In früheren Zeiten tummelten sich neben den Landstraßen oft feurige Männer. Sie wagten sich an dunklen Abenden und Nächten an die Fuhrleute heran und begleiteten sie, damit sie nicht vom Weg abkommen sollten. Gespenstisch leuchteten sie in die Finsternis hinein. Nie taten sie von sich aus den Menschen etwas Böses an. Sie verlangten aber einen kleinen Dank, etwa ein Krümchen Brot oder ein “Vergelt´s Gott”. Wer das nicht wusste oder zu geizig war, der konnte sicher sein, dass er von den feurigen Männern unbarmherzig in die Irre geführt wurde.
Diese Erfahrung musste einst ein Bauer machen. Er hatte auf der Mühle zu tun und wurde auf der Heimfahrt von der Dunkelheit überrascht. Da er noch den heimtückische Waldstück zu passieren hatte, rief er in seiner Not die Feuermännlein und versprach ihnen einen Laib Brot. Sie kamen und halfen. Bis an sein Haus leuchteten sie ihm. Als sie aber den Lohn verlangten, vertröstete er sie, sie sollten doch ein anderes Mal wiederkommen. Das taten sie auch, aber der Geizhals jagte sie weg.
Nach einiger Zeit passierte dem Bauern das gleiche Missgeschick. Wieder verspätete er sich bei der Mühle, und abermals brach die Nacht herein. Wieder bekam er es mit der Angst zu tun und rief nochmals die feurigen Männlein. Sie erschienen auch, führten ihn aber diesmal samt Fuhrwerk und Pferden in ein Sumpfloch, wo er jämmerlich ums Leben kam.
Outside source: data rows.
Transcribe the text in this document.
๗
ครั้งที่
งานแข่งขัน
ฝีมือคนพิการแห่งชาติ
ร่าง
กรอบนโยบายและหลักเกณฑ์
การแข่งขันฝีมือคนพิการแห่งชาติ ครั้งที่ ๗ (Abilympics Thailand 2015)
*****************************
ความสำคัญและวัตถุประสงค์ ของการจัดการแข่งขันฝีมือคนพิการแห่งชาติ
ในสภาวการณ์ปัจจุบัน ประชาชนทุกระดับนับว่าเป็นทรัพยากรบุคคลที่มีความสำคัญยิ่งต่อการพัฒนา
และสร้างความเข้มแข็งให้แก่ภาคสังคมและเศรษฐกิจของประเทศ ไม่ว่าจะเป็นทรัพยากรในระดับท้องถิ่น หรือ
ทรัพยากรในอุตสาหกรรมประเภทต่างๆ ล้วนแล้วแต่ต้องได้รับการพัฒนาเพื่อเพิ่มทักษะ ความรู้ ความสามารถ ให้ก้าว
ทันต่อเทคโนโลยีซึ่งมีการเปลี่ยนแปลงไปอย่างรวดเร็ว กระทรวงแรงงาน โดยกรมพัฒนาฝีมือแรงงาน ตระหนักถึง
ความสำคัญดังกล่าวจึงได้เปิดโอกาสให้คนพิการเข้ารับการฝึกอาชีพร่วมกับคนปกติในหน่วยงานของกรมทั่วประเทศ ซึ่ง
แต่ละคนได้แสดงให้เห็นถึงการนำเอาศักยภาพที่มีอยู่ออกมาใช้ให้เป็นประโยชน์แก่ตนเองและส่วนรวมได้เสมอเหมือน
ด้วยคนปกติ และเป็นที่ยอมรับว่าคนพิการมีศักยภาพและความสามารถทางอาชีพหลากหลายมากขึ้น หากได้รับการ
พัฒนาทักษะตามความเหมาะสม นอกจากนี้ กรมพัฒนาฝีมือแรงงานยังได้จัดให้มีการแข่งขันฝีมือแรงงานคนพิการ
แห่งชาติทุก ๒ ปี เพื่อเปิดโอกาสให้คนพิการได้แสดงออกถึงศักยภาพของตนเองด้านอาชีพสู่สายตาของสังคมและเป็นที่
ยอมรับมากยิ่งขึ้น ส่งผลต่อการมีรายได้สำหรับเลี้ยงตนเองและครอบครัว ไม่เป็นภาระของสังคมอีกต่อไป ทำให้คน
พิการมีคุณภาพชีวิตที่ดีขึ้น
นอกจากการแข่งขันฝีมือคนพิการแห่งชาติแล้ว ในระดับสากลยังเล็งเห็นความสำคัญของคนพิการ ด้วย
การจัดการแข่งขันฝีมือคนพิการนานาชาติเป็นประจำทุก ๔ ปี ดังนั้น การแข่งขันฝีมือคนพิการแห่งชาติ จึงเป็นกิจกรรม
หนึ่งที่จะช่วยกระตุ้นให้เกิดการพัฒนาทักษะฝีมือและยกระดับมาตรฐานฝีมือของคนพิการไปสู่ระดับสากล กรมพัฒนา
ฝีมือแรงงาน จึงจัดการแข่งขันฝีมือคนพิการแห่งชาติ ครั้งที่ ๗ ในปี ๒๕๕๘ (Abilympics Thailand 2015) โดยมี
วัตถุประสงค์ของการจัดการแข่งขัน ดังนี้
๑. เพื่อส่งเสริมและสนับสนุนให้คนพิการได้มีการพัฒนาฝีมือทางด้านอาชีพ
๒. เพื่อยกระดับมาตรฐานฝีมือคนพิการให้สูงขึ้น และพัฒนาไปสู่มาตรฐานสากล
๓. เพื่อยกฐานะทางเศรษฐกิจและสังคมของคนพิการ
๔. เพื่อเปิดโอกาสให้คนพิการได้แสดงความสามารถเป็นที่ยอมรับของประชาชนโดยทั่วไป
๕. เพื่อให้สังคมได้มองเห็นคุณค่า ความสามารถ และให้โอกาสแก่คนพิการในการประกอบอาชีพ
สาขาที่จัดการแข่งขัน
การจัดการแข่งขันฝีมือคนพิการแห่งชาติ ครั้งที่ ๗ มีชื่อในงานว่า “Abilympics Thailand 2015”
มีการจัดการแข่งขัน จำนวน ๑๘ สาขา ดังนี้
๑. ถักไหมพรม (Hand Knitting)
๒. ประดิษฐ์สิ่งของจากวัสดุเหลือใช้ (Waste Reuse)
Aus anderen Erzählungen erfahren wir, dass die Feuermänner verwunschene Gestalten waren, die nur durch die Dankbarkeit der Menschen erlöst werden konnten. So sagte eine überglückliche Mutter aus dem Schwarzenfelder Raum zu einem Feuermann, der ihr geholfen hatte in völliger Dunkelheit ihr verirrtes Kind wieder zu finden: “Möge dir der liebe Gott vergelten, was du heute für uns getan hast.” Darauf erwiderte jener, wie es heißt, mit freudiger Stimme: “Auf diese Rede habe ich schon hundert Jahre gewartet. Jetzt hast du mich erlöst.” Daraufhin wurde er in dieser Gegend nicht mehr gesehen. Dasselbe erlebte auch ein Bauer aus der Nähe, dem in der Nacht der Regen die Laterne ausgelöscht hatte.
Ein Feuermann half, und nachdem sich der Bauer herzlich bedankt hatte, verschwand er für immer in der Dunkelheit. Verständlich, warum die feurigen Männer so sehr auf einen Dank der Menschen warteten, wenn sie dadurch erlöst wurden.